When not conducting business, the mob leader is quite the family man. He dances with his wife at their daughter’s wedding, and even refuses to allow a family photo to be taken at the same event because one of his sons is absent. He plays with his grandchildren. He cries when he must identify his son’s murdered body.
The godfather also has an understanding of what justice means – he refuses to kill a man who only inflicted suffering on someone else…he only inflicts suffering to that man. And, despite the fact that the “business” of the film is an outlaw sort of “justice,” including murder, bribery, and immorality, the whole mob system works on a kind of honor system.

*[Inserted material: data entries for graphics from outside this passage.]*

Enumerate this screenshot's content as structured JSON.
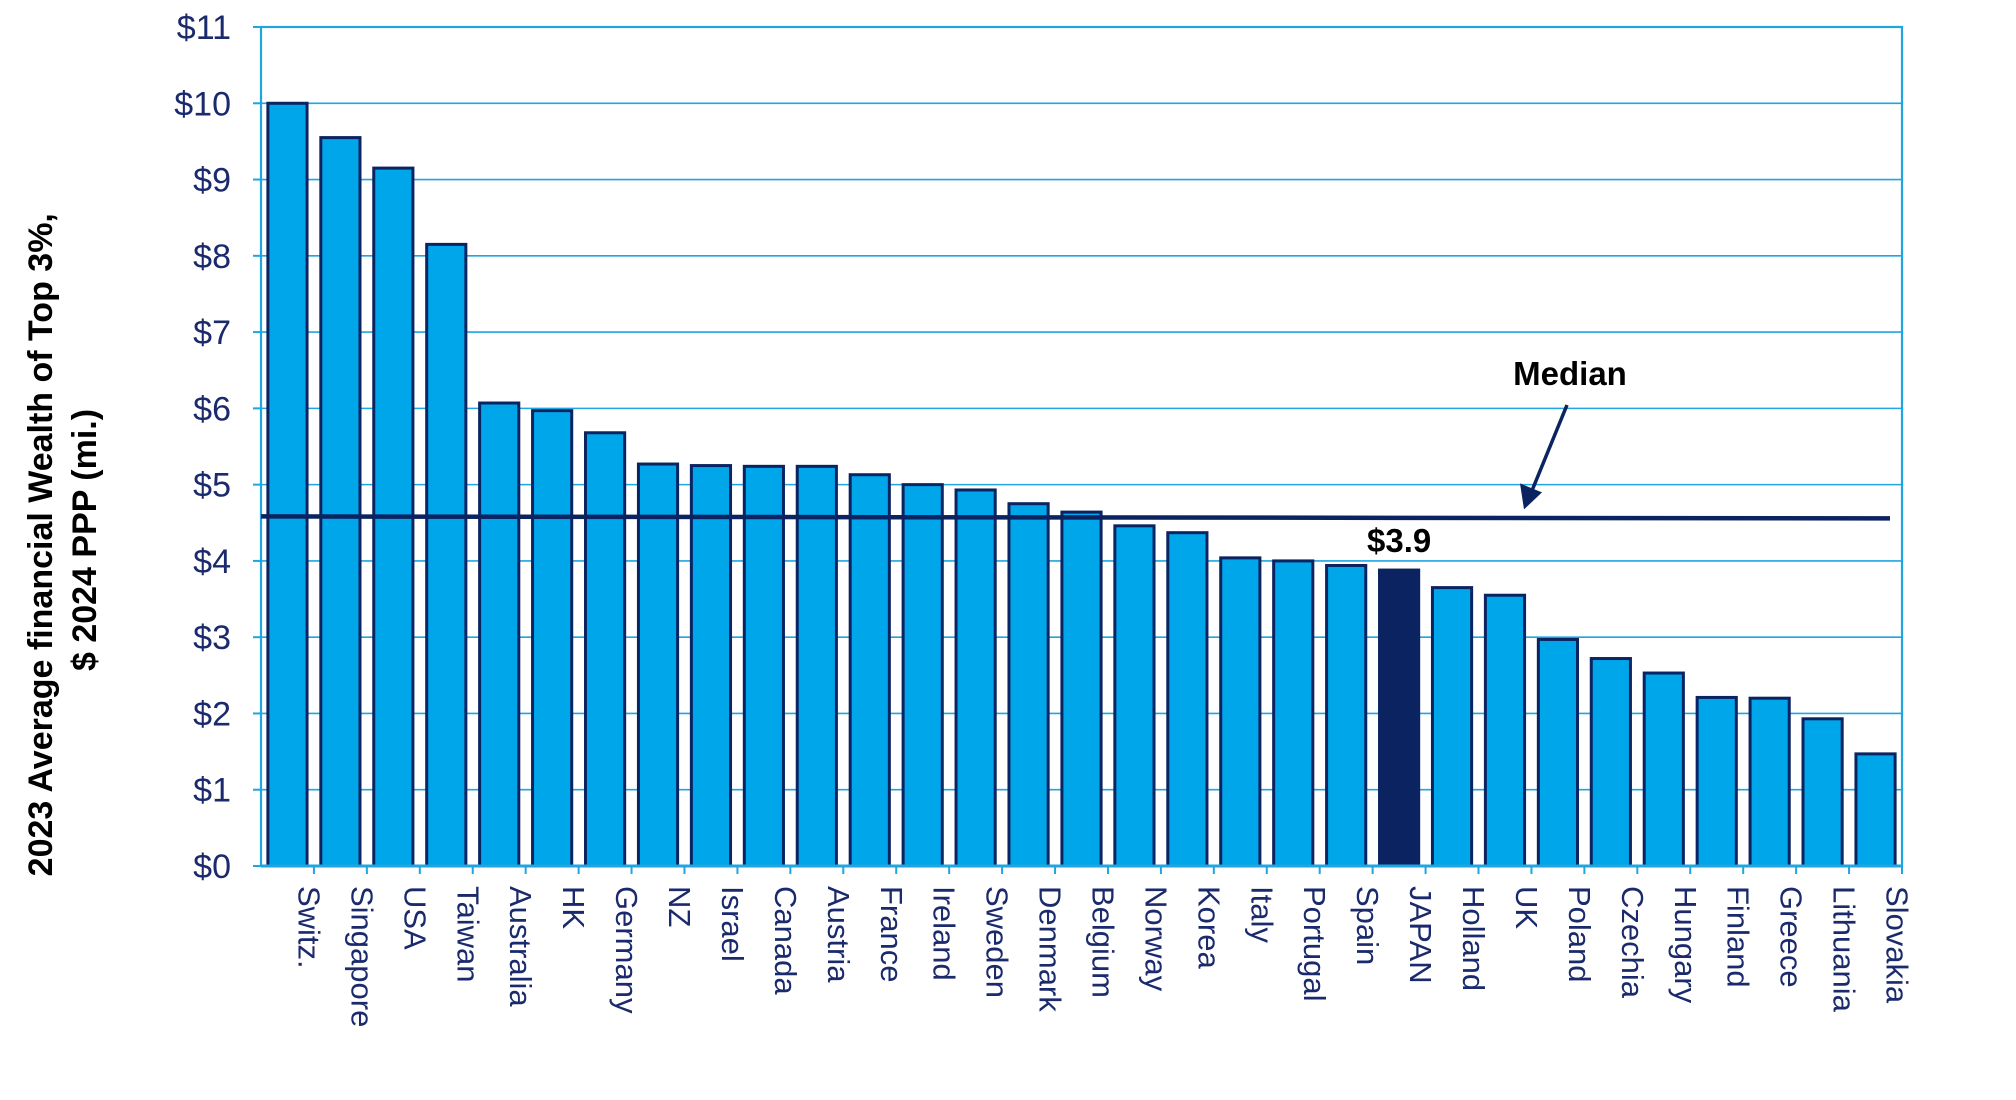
{
  "chart_data": {
    "type": "bar",
    "title": "",
    "ylabel_line1": "2023 Average financial Wealth of Top 3%,",
    "ylabel_line2": "$ 2024 PPP (mi.)",
    "xlabel": "",
    "ylim": [
      0,
      11
    ],
    "yticks": [
      0,
      1,
      2,
      3,
      4,
      5,
      6,
      7,
      8,
      9,
      10,
      11
    ],
    "ytick_labels": [
      "$0",
      "$1",
      "$2",
      "$3",
      "$4",
      "$5",
      "$6",
      "$7",
      "$8",
      "$9",
      "$10",
      "$11"
    ],
    "grid": true,
    "categories": [
      "Switz.",
      "Singapore",
      "USA",
      "Taiwan",
      "Australia",
      "HK",
      "Germany",
      "NZ",
      "Israel",
      "Canada",
      "Austria",
      "France",
      "Ireland",
      "Sweden",
      "Denmark",
      "Belgium",
      "Norway",
      "Korea",
      "Italy",
      "Portugal",
      "Spain",
      "JAPAN",
      "Holland",
      "UK",
      "Poland",
      "Czechia",
      "Hungary",
      "Finland",
      "Greece",
      "Lithuania",
      "Slovakia"
    ],
    "values": [
      10.0,
      9.55,
      9.15,
      8.15,
      6.07,
      5.97,
      5.68,
      5.27,
      5.25,
      5.24,
      5.24,
      5.13,
      5.0,
      4.93,
      4.75,
      4.64,
      4.46,
      4.37,
      4.04,
      4.0,
      3.94,
      3.88,
      3.65,
      3.55,
      2.97,
      2.72,
      2.53,
      2.21,
      2.2,
      1.93,
      1.47
    ],
    "highlight_category": "JAPAN",
    "median": 4.57,
    "median_label": "Median",
    "highlight_label": "$3.9"
  },
  "colors": {
    "bar": "#00a6ea",
    "bar_highlight": "#0b2461",
    "bar_edge": "#0b2461",
    "grid": "#1fa5e0",
    "axis": "#1fa5e0",
    "median_line": "#0b2461",
    "tick_text": "#1a2a6c"
  }
}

The heads of the “five families” resolve their differences based on their word. The members of “the family” (blood relatives and close business allies) are loyal to each other. In fact, the godfather is himself (along with his son and successor Michael) the protagonist of the story. The audience likes him…respects him.
It strikes me how aptly this represents my old view of God the Father. He was a God who demanded respect and loyalty and promised judgment and retribution for every time I slipped. I had to be careful, because the God I served was temperamental and prone to anger…and He was very powerful and could strike me down if I did one too many things He didn’t like.

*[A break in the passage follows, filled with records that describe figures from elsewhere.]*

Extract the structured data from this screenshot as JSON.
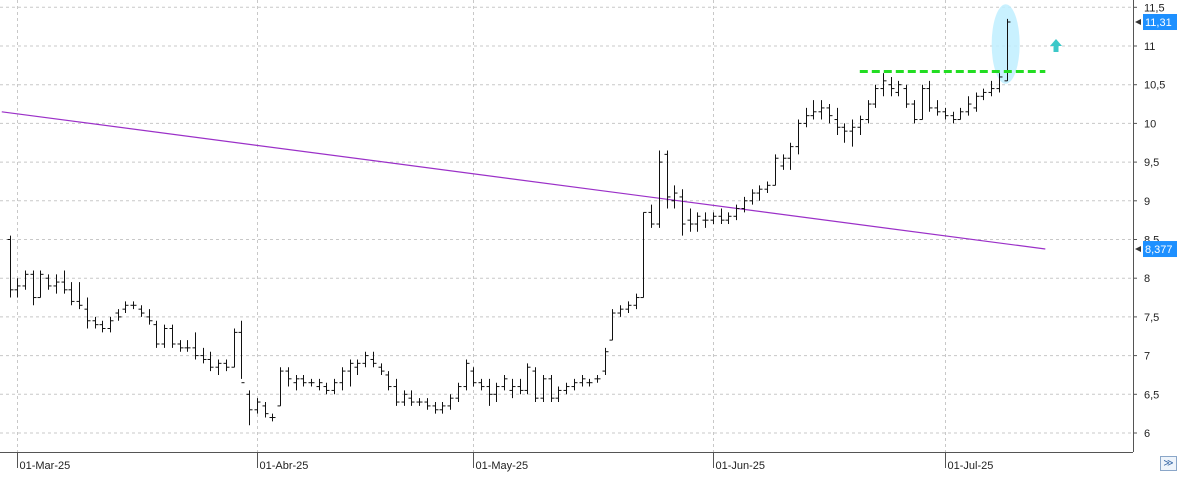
{
  "chart_data": {
    "type": "ohlc",
    "title": "",
    "xlabel": "",
    "ylabel": "",
    "ylim": [
      5.85,
      11.6
    ],
    "grid": true,
    "y_ticks": [
      6,
      6.5,
      7,
      7.5,
      8,
      8.5,
      9,
      9.5,
      10,
      10.5,
      11,
      11.5
    ],
    "y_tick_labels": [
      "6",
      "6,5",
      "7",
      "7,5",
      "8",
      "8,5",
      "9",
      "9,5",
      "10",
      "10,5",
      "11",
      "11,5"
    ],
    "x_ticks": [
      {
        "label": "01-Mar-25",
        "index": 1
      },
      {
        "label": "01-Abr-25",
        "index": 32
      },
      {
        "label": "01-May-25",
        "index": 60
      },
      {
        "label": "01-Jun-25",
        "index": 91
      },
      {
        "label": "01-Jul-25",
        "index": 121
      }
    ],
    "ohlc": [
      [
        8.5,
        8.55,
        7.75,
        7.85
      ],
      [
        7.85,
        8.0,
        7.75,
        7.9
      ],
      [
        7.9,
        8.1,
        7.85,
        8.05
      ],
      [
        8.05,
        8.1,
        7.65,
        7.75
      ],
      [
        7.75,
        8.1,
        7.75,
        8.05
      ],
      [
        8.0,
        8.05,
        7.85,
        7.9
      ],
      [
        7.9,
        8.05,
        7.8,
        7.95
      ],
      [
        7.95,
        8.1,
        7.8,
        7.85
      ],
      [
        7.85,
        7.95,
        7.65,
        7.7
      ],
      [
        7.7,
        7.95,
        7.6,
        7.65
      ],
      [
        7.6,
        7.75,
        7.35,
        7.45
      ],
      [
        7.45,
        7.5,
        7.35,
        7.4
      ],
      [
        7.4,
        7.45,
        7.3,
        7.35
      ],
      [
        7.35,
        7.5,
        7.3,
        7.45
      ],
      [
        7.55,
        7.6,
        7.45,
        7.5
      ],
      [
        7.6,
        7.7,
        7.55,
        7.65
      ],
      [
        7.65,
        7.7,
        7.6,
        7.65
      ],
      [
        7.6,
        7.65,
        7.5,
        7.55
      ],
      [
        7.5,
        7.6,
        7.4,
        7.45
      ],
      [
        7.4,
        7.45,
        7.1,
        7.15
      ],
      [
        7.15,
        7.4,
        7.1,
        7.35
      ],
      [
        7.35,
        7.4,
        7.1,
        7.15
      ],
      [
        7.15,
        7.2,
        7.05,
        7.1
      ],
      [
        7.1,
        7.2,
        7.05,
        7.1
      ],
      [
        7.1,
        7.3,
        6.95,
        7.0
      ],
      [
        7.0,
        7.1,
        6.9,
        6.95
      ],
      [
        6.95,
        7.05,
        6.8,
        6.85
      ],
      [
        6.85,
        6.95,
        6.75,
        6.9
      ],
      [
        6.9,
        6.95,
        6.8,
        6.85
      ],
      [
        6.85,
        7.35,
        6.85,
        7.3
      ],
      [
        7.3,
        7.45,
        6.7,
        6.65
      ],
      [
        6.5,
        6.55,
        6.1,
        6.3
      ],
      [
        6.3,
        6.45,
        6.25,
        6.4
      ],
      [
        6.35,
        6.4,
        6.2,
        6.25
      ],
      [
        6.2,
        6.25,
        6.15,
        6.2
      ],
      [
        6.35,
        6.85,
        6.35,
        6.8
      ],
      [
        6.8,
        6.85,
        6.6,
        6.7
      ],
      [
        6.65,
        6.75,
        6.55,
        6.7
      ],
      [
        6.7,
        6.75,
        6.6,
        6.65
      ],
      [
        6.65,
        6.7,
        6.6,
        6.65
      ],
      [
        6.6,
        6.7,
        6.55,
        6.65
      ],
      [
        6.6,
        6.65,
        6.5,
        6.55
      ],
      [
        6.55,
        6.7,
        6.5,
        6.65
      ],
      [
        6.65,
        6.85,
        6.55,
        6.8
      ],
      [
        6.8,
        6.95,
        6.6,
        6.9
      ],
      [
        6.85,
        6.95,
        6.75,
        6.9
      ],
      [
        6.9,
        7.05,
        6.85,
        7.0
      ],
      [
        6.95,
        7.05,
        6.85,
        6.9
      ],
      [
        6.85,
        6.9,
        6.75,
        6.8
      ],
      [
        6.75,
        6.8,
        6.55,
        6.6
      ],
      [
        6.6,
        6.7,
        6.35,
        6.4
      ],
      [
        6.4,
        6.55,
        6.35,
        6.5
      ],
      [
        6.45,
        6.55,
        6.35,
        6.4
      ],
      [
        6.4,
        6.45,
        6.35,
        6.4
      ],
      [
        6.4,
        6.45,
        6.3,
        6.35
      ],
      [
        6.35,
        6.4,
        6.25,
        6.3
      ],
      [
        6.3,
        6.4,
        6.25,
        6.35
      ],
      [
        6.35,
        6.5,
        6.3,
        6.45
      ],
      [
        6.45,
        6.65,
        6.4,
        6.6
      ],
      [
        6.6,
        6.95,
        6.55,
        6.9
      ],
      [
        6.8,
        6.85,
        6.6,
        6.65
      ],
      [
        6.65,
        6.7,
        6.55,
        6.6
      ],
      [
        6.6,
        6.7,
        6.35,
        6.5
      ],
      [
        6.5,
        6.65,
        6.4,
        6.6
      ],
      [
        6.6,
        6.75,
        6.55,
        6.7
      ],
      [
        6.55,
        6.7,
        6.45,
        6.6
      ],
      [
        6.6,
        6.7,
        6.5,
        6.55
      ],
      [
        6.55,
        6.9,
        6.5,
        6.85
      ],
      [
        6.8,
        6.85,
        6.4,
        6.45
      ],
      [
        6.45,
        6.75,
        6.4,
        6.7
      ],
      [
        6.7,
        6.75,
        6.4,
        6.45
      ],
      [
        6.45,
        6.6,
        6.4,
        6.55
      ],
      [
        6.55,
        6.65,
        6.5,
        6.6
      ],
      [
        6.6,
        6.7,
        6.55,
        6.65
      ],
      [
        6.65,
        6.75,
        6.6,
        6.7
      ],
      [
        6.65,
        6.7,
        6.6,
        6.65
      ],
      [
        6.7,
        6.75,
        6.65,
        6.7
      ],
      [
        6.8,
        7.1,
        6.75,
        7.05
      ],
      [
        7.2,
        7.6,
        7.2,
        7.55
      ],
      [
        7.55,
        7.65,
        7.5,
        7.6
      ],
      [
        7.6,
        7.7,
        7.55,
        7.65
      ],
      [
        7.65,
        7.8,
        7.6,
        7.75
      ],
      [
        7.75,
        8.85,
        7.75,
        8.85
      ],
      [
        8.85,
        8.95,
        8.65,
        8.7
      ],
      [
        8.7,
        9.65,
        8.65,
        9.5
      ],
      [
        9.6,
        9.65,
        8.9,
        9.05
      ],
      [
        9.0,
        9.2,
        8.9,
        9.1
      ],
      [
        9.05,
        9.15,
        8.55,
        8.7
      ],
      [
        8.75,
        8.9,
        8.6,
        8.7
      ],
      [
        8.7,
        8.85,
        8.6,
        8.8
      ],
      [
        8.75,
        8.85,
        8.65,
        8.75
      ],
      [
        8.75,
        8.85,
        8.7,
        8.8
      ],
      [
        8.8,
        8.9,
        8.7,
        8.75
      ],
      [
        8.75,
        8.85,
        8.7,
        8.8
      ],
      [
        8.8,
        8.95,
        8.75,
        8.9
      ],
      [
        8.9,
        9.05,
        8.85,
        9.0
      ],
      [
        9.0,
        9.15,
        8.95,
        9.1
      ],
      [
        9.1,
        9.2,
        9.0,
        9.15
      ],
      [
        9.15,
        9.25,
        9.1,
        9.2
      ],
      [
        9.2,
        9.6,
        9.2,
        9.55
      ],
      [
        9.45,
        9.6,
        9.4,
        9.55
      ],
      [
        9.55,
        9.75,
        9.4,
        9.7
      ],
      [
        9.7,
        10.05,
        9.6,
        10.0
      ],
      [
        10.0,
        10.2,
        9.95,
        10.1
      ],
      [
        10.1,
        10.3,
        10.05,
        10.15
      ],
      [
        10.15,
        10.3,
        10.05,
        10.2
      ],
      [
        10.2,
        10.25,
        10.0,
        10.1
      ],
      [
        10.05,
        10.2,
        9.85,
        9.95
      ],
      [
        9.95,
        10.0,
        9.75,
        9.9
      ],
      [
        9.9,
        10.05,
        9.7,
        9.95
      ],
      [
        9.95,
        10.1,
        9.85,
        10.05
      ],
      [
        10.05,
        10.3,
        10.0,
        10.25
      ],
      [
        10.25,
        10.5,
        10.2,
        10.45
      ],
      [
        10.45,
        10.65,
        10.35,
        10.55
      ],
      [
        10.5,
        10.6,
        10.35,
        10.45
      ],
      [
        10.4,
        10.55,
        10.35,
        10.5
      ],
      [
        10.45,
        10.5,
        10.2,
        10.25
      ],
      [
        10.25,
        10.3,
        10.0,
        10.05
      ],
      [
        10.05,
        10.5,
        10.05,
        10.45
      ],
      [
        10.45,
        10.55,
        10.15,
        10.2
      ],
      [
        10.2,
        10.3,
        10.1,
        10.15
      ],
      [
        10.15,
        10.2,
        10.05,
        10.1
      ],
      [
        10.1,
        10.15,
        10.0,
        10.05
      ],
      [
        10.05,
        10.2,
        10.05,
        10.15
      ],
      [
        10.15,
        10.35,
        10.1,
        10.25
      ],
      [
        10.2,
        10.4,
        10.15,
        10.35
      ],
      [
        10.35,
        10.45,
        10.3,
        10.4
      ],
      [
        10.4,
        10.55,
        10.35,
        10.45
      ],
      [
        10.45,
        10.65,
        10.4,
        10.6
      ],
      [
        10.55,
        11.35,
        10.55,
        11.31
      ]
    ],
    "series": [
      {
        "type": "line",
        "color": "#9b30c8",
        "x_start_index": -1,
        "y_start": 10.15,
        "y_end": 8.377,
        "x_end_index": 134
      }
    ],
    "overlays": {
      "resistance_level": 10.67,
      "resistance_color": "#22dd22",
      "resistance_from_index": 110,
      "resistance_to_index": 134,
      "highlight_color": "#bfefff",
      "arrow_color": "#3cc8c8",
      "arrow_value": 11.0
    },
    "last_price": {
      "value": 11.31,
      "label": "11,31",
      "color": "#1e90ff"
    },
    "ma_last": {
      "value": 8.377,
      "label": "8,377",
      "color": "#1e90ff"
    }
  },
  "ui": {
    "scroll_icon": "double-chevron-down-icon",
    "scroll_glyph": "≫"
  }
}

Since then I have discovered that I didn’t really know God at all.
Brennan Manning puts it well. He says in his book The Ragamuffin Gospel, “Justice says, ‘I owe you nothing, for you have broken the contract.’ [Sounds like the godfather’s idea of justice.] But where justice ends, love begins and reveals that God is not interested merely in the dividends of the covenant.” I don’t believe God says, “If you scratch My back, I’ll scratch yours,” or “What’s in it for Me?” His love for us is Selfless. He does not love us merely because we were made in His image; that would mean He loved His image in us rather than just loving us for “us,” which would make Him rather narcissistic, don’t you think?
I don’t think God made us because He needed new relationships. He already had community within Himself (the nature of the Trinity). He created us in a Selfless act of benevolence – He created beings with whom He could share in relationship purely for their benefit. “What wondrous love is this?”
One of my favorite Scriptures is 1 John 4:8 which says, “There is no fear in love. But perfect love drives out fear, because fear has to do with punishment. The one who fears is not made perfect in love.”
A good relationship with the godfather involved a certain amount of fear. But God tells us repeatedly to “fear not,” and to “come before Him boldly” and be “made perfect in love.”
How do you view the God of Christianity? Has He been described to you as angry or loving…or both? Has He revealed Himself to you in a certain way?